Allen’s talk examined the origins of the financial crisis and the subsequent response. “Focus on corporate governance misses the fact that it was a systemic failure,” he stated strongly, adding, “Blaming corporate governance is obfuscating the real problem.” Describing the real problem as an “excessive of global liquidity” and an overleveraged U.S. economy, he described how the process of securitizing home mortgages, many of them risky, led to the problems of Fannie Mae and Freddie Mac. Trading of these securities led to credit default swaps in which A.I.G. would sell insurance for these investments without having the actual capital to underwrite the policies.
Allen affirmed that shareholders were a part of the problem rather than the solution, noting that shareholder were motivated by short term gains that led to riskier decision-making, and that the government’s drive for greater oversight deflected criticism from the government on to corporate executives. He added that shareholders should shoulder more of the risk because shareholder assets are more diversified than those of a corporation. He finished by saying that the “enabling approach Delaware has to corporate governance is better than the administrative law approach of the SEC.” Professor Allen took questions from the audience after concluding his remarks with the joke, “I didn’t have enough time to make it shorter.”

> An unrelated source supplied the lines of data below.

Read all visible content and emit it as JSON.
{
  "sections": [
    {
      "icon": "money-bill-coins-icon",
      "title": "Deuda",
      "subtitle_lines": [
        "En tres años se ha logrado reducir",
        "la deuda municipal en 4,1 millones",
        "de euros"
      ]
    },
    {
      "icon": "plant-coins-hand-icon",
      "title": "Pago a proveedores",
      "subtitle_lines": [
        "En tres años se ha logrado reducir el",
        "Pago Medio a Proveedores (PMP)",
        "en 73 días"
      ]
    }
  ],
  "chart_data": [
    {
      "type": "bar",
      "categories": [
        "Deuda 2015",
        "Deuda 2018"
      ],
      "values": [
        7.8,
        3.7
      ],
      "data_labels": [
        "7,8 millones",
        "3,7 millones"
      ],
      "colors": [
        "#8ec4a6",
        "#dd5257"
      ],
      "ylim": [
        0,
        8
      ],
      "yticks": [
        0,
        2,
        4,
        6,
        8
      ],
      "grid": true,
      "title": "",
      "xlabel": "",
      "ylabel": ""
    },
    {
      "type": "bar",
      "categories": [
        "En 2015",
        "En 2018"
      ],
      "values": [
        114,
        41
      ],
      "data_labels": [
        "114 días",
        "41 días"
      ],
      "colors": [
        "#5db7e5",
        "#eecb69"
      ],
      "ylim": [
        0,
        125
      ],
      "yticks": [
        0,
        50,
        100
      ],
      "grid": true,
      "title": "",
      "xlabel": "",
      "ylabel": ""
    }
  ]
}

A graduate of New York University, William T. Allen earned his J.D. from the University of Texas School of Law. He served on the Delaware Court of Chancery from 1985 to 1997. Today he holds the Jack H. Nusbaum Chair in Law and Business and directs the New York University Pollack Center for Law & Business, a joint venture of the Leonard N. Stern School of Business and the NYU School of Law.